L'élevage encore une fois sacrifié ?

Publié le par André Chassaigne

 Décidemment, rien ne semble changer dans les orientations politiques de l’Union européenne vis-à-vis de son secteur agricole. Non seulement les arbitrages retenus pour la politique agricole commune, pour la période 2014-2020, entendent continuer sur la voie du désengagement des politiques publiques agricoles communautaires, mais la Commission européenne s’obstine en plus à vouloir faire des agriculteurs, et singulièrement des éleveurs, une monnaie d’échange des accords commerciaux en cours de négociation avec les Etats-Unis ou les pays du Mercosur.

 Alors même que l’on débat en France, avec le projet de loi d’avenir pour l’agriculture, de nouvelles pistes pour développer des pratiques agricoles alliant performance économique et performance environnementale, les éleveurs doivent avoir bien du mal à comprendre l’intérêt de faire entrer en Europe, et sans droits de douanes, des dizaines de milliers de tonnes de bœuf canadien ou américain supplémentaires. N’y a-t-il pas une contradiction évidente entre l’exigence de « compétitivité », rappelée dans tous les discours destinés aux éleveurs européens, et les nouveaux cadeaux sur les droits de douanes gracieusement offerts à la viande des pays extracommunautaires ? On aura de même bien du mal à parler de performance environnementale, lorsqu’il s’agit de faire voyager les carcasses de bœuf d’un bout à l’autre de la planète, tout en vantant les mérites de l’engraissement dans nos territoires et les marchés de proximité.

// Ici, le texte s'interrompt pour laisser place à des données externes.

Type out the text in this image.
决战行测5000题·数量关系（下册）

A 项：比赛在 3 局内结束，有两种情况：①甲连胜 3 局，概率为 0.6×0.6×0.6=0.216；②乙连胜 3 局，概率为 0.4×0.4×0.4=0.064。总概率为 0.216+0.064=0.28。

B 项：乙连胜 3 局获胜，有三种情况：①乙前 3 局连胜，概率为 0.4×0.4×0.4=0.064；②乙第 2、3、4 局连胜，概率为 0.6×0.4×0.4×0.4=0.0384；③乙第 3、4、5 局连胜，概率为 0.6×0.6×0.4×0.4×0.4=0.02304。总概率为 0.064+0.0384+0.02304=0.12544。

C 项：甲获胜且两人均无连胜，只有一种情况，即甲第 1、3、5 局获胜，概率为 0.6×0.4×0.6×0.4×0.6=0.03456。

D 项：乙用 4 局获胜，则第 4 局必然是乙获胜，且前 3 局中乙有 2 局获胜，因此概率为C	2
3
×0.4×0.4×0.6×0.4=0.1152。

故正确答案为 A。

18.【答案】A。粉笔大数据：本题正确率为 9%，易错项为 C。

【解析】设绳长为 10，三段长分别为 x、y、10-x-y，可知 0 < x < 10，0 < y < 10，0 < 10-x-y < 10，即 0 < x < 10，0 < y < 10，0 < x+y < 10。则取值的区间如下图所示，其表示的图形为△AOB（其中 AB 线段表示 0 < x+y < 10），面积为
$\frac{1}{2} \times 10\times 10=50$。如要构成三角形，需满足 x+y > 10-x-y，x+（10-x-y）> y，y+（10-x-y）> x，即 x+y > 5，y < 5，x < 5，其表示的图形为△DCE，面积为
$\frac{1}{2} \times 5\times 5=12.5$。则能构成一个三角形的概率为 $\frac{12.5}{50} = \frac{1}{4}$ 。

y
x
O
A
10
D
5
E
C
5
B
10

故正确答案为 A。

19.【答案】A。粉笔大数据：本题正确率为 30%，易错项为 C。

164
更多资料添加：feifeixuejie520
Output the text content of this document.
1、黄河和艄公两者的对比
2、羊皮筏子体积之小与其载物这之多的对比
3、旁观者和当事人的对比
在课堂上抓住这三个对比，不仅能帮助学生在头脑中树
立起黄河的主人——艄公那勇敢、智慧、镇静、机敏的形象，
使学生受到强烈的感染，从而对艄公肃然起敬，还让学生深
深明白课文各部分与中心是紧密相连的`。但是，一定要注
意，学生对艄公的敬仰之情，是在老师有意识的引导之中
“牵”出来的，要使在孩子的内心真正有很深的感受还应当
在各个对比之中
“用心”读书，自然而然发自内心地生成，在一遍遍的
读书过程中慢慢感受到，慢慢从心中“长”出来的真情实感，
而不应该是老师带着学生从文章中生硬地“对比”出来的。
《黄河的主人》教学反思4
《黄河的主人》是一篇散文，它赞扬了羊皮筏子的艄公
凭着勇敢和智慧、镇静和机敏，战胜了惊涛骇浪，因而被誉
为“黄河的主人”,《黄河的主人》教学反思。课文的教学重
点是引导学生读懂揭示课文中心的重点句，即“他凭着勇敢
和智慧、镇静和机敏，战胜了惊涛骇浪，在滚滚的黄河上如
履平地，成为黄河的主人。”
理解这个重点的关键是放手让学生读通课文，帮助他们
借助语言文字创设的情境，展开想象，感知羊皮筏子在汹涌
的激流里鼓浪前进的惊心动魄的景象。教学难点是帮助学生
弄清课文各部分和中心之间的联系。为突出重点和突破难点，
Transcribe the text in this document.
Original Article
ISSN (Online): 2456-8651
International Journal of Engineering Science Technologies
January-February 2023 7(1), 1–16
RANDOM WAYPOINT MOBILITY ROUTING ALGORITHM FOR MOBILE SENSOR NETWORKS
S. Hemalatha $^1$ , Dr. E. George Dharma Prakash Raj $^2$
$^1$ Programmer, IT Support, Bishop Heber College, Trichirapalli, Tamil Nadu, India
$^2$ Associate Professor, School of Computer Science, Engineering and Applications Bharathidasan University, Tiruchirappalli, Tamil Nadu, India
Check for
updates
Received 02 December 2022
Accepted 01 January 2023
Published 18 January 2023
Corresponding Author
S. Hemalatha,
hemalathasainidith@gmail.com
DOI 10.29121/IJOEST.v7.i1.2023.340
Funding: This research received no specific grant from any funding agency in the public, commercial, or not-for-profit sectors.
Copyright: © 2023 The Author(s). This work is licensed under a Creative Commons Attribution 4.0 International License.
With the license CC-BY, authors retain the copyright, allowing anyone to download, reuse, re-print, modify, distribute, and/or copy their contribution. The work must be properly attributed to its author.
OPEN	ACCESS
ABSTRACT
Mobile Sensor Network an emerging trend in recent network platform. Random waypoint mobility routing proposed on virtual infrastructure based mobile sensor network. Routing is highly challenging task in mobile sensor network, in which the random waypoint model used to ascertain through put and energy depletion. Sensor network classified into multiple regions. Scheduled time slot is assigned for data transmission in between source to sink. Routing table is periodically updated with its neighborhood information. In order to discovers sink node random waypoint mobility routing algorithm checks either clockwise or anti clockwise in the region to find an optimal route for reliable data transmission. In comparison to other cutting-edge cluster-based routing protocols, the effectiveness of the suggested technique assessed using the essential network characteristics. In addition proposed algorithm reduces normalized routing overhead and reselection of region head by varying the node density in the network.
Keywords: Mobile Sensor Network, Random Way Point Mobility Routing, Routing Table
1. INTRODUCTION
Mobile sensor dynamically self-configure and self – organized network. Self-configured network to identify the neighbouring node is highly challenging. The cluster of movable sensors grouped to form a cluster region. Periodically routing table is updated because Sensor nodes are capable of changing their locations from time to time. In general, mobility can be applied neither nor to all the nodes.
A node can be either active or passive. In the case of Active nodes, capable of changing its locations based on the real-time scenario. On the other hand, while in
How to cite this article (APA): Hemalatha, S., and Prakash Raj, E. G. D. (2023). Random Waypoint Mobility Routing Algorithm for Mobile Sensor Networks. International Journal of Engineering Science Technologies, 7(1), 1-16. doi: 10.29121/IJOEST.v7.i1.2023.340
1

 En réalité, l’Union européenne, avec l’accord de la France, poursuit à marche forcée la libéralisation de son secteur agricole, notamment à travers le Grand Marché Transatlantique. Le mandat donné à la Commission européenne par le Conseil des ministres européen, mandat secret dévoilé par le journal L’Humanité, rappelle qu’il s’agit pour tous les secteurs d’aller à une « réduction substantielle des tarifs douaniers ». Quant on connaît la fragilité du secteur de la viande, et notamment de la viande bovine, et le rôle indispensable du maintien de tarifs douaniers très élevés pour maintenir des exploitations sur nos territoires, il y a de quoi être très inquiet.

 Avec une mise en concurrence brutale des productions, la volonté, largement partagée, de maintenir des actifs agricoles nombreux en Europe, dans nos régions, sur nos territoires de montagne, ne serait plus qu’une vague incantation. Avec des prix de vente des carcasses encore dégradés et des aides compensatrices à l’étiage, comment penser permettre à des exploitations familiales, à taille humaine, de se maintenir en les mettant toujours plus en concurrence avec les viandes bradées ?

 Il est encore temps pour notre pays de refuser ce grand marché de dupes, en appelant les Européens à rompre avec le libre-échange sur les marchés agricoles pour pousser une autre ambition européenne et redonner une vision à notre politique agricole commune pour les années à venir.